Pendant ce temps, dans l’appartement d’Artem à Moscou, le bruit de talons retentit. Anastasia, une grande blonde au sourire satisfait, entra en faisant rouler une valise.
— « Comme c’est pratique que tu aies envoyé ta femme à la campagne, » observa-t-elle en regardant Artem. « Tu es sûr qu’elle ne reviendra pas ? »
— « Je lui ai dit que pendant six mois, je serai totalement concentré sur mon travail. J’ai moi-même emballé ses affaires. »
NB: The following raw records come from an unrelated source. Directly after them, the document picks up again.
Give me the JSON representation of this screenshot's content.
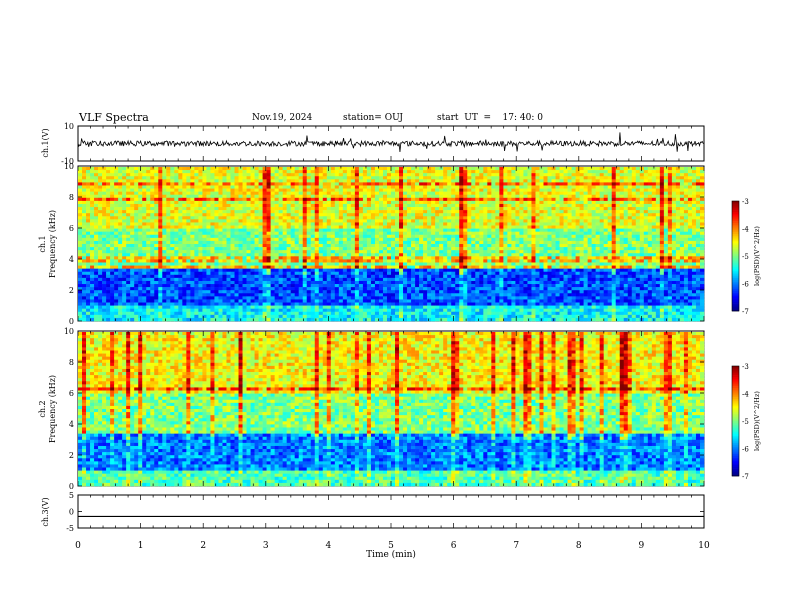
{
  "header": {
    "title": "VLF Spectra",
    "date": "Nov.19, 2024",
    "station": "station= OUJ",
    "start": "start  UT  =    17: 40: 0"
  },
  "chart_data": [
    {
      "type": "line",
      "panel": "ch1-waveform",
      "ylabel": "ch.1(V)",
      "ylim": [
        -10,
        10
      ],
      "yticks": [
        "10",
        "-10"
      ],
      "baseline": 0,
      "appearance": "noisy waveform around 0 V"
    },
    {
      "type": "heatmap",
      "panel": "ch1-spectrogram",
      "ylabel": "ch.1\nFrequency (kHz)",
      "ylim": [
        0,
        10
      ],
      "yticks": [
        "0",
        "2",
        "4",
        "6",
        "8",
        "10"
      ],
      "colorbar": {
        "label": "log(PSD)(V^2/Hz)",
        "range": [
          -7,
          -3
        ],
        "ticks": [
          "-3",
          "-4",
          "-5",
          "-6",
          "-7"
        ]
      },
      "bands": [
        {
          "range_khz": [
            0,
            1
          ],
          "level": -5.5
        },
        {
          "range_khz": [
            1,
            3.5
          ],
          "level": -6.2
        },
        {
          "range_khz": [
            3.5,
            6
          ],
          "level": -5.0
        },
        {
          "range_khz": [
            6,
            10
          ],
          "level": -4.6
        }
      ]
    },
    {
      "type": "heatmap",
      "panel": "ch2-spectrogram",
      "ylabel": "ch.2\nFrequency (kHz)",
      "ylim": [
        0,
        10
      ],
      "yticks": [
        "0",
        "2",
        "4",
        "6",
        "8",
        "10"
      ],
      "colorbar": {
        "label": "log(PSD)(V^2/Hz)",
        "range": [
          -7,
          -3
        ],
        "ticks": [
          "-3",
          "-4",
          "-5",
          "-6",
          "-7"
        ]
      },
      "bands": [
        {
          "range_khz": [
            0,
            1
          ],
          "level": -5.2
        },
        {
          "range_khz": [
            1,
            3.5
          ],
          "level": -6.0
        },
        {
          "range_khz": [
            3.5,
            6
          ],
          "level": -5.0
        },
        {
          "range_khz": [
            6,
            10
          ],
          "level": -4.5
        }
      ]
    },
    {
      "type": "line",
      "panel": "ch3-trace",
      "ylabel": "ch.3(V)",
      "ylim": [
        -5,
        5
      ],
      "yticks": [
        "5",
        "0",
        "-5"
      ],
      "value": -1.5,
      "appearance": "flat line"
    }
  ],
  "xaxis": {
    "label": "Time (min)",
    "xlim": [
      0,
      10
    ],
    "ticks": [
      "0",
      "1",
      "2",
      "3",
      "4",
      "5",
      "6",
      "7",
      "8",
      "9",
      "10"
    ]
  },
  "colors": {
    "waveform": "#000000",
    "background": "#ffffff"
  }
}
La relation entre Artem et Anastasia avait commencé il y a un an. Il avait volontairement cherché une assistante, espérant plus. Il ne s’était pas trompé. Elle était mariée, mais son mari n’avait clairement pas son niveau de revenu.
— « Pourquoi n’as-tu pas encore divorcé ? On est ensemble depuis si longtemps… » dit Anastasia en faisant la moue.
— « Ma chérie, je t’ai déjà dit : j’ai des enfants, ils sont petits. »
— « Je ferai tout pour toi… Le divorce, c’est une question de semaines, » cligna-t-elle des yeux.
Ce soir-là, ils discutèrent longuement. Anastasia se calma seulement après qu’Artem lui ait augmenté son salaire.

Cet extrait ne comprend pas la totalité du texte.